The Afghan crisis. UN Secretary-General António Guterres has called for an unfreezing of around $9 billion in Afghan central bank reserves held in US institutions, warning that the country is “hanging by a thread”. The United States froze the funds in August 2021 to prevent them from entering the hands of the Taliban. Chinese Ambassador to the UN Zhang Jun condemned the freezing of US assets as “no less deadly than a military intervention”.

Lukashenko speaks. Belarusian President Aleksandr Lukashenko is due to address an extraordinary session of parliament today, although his office has yet to give a reason for his speech. Lukashenko may deliver a long-delayed annual speech after failing to deliver one in 2021.

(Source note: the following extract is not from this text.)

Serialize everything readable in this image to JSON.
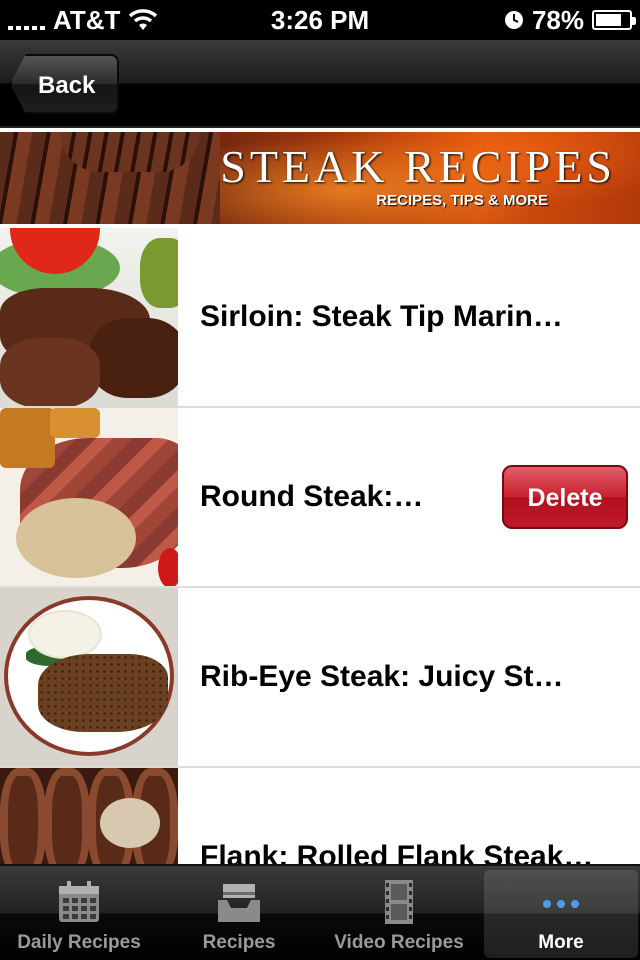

The small European nation of Andorra suffered a widespread internet blackout earlier this week, affecting more than half of the population of around 77,000 people, following a cyberattack on the country’s only telecommunications company . Was the culprit a state actor? A ransomware gang? Authorities have yet to find those responsible, but they have a motive: to force contestants out of a live tournament for the online game Minecraft, with the last player set to win a $100,000 prize.

Despite being eliminated due to the blackouts, Andorra players Auron (who has over 11.5 million subscribers on his Twitch channel) and Rubius (11 million subscribers) have not given up on their competitive streak and offered a $10,000 reward to anyone who finds the hacker responsible.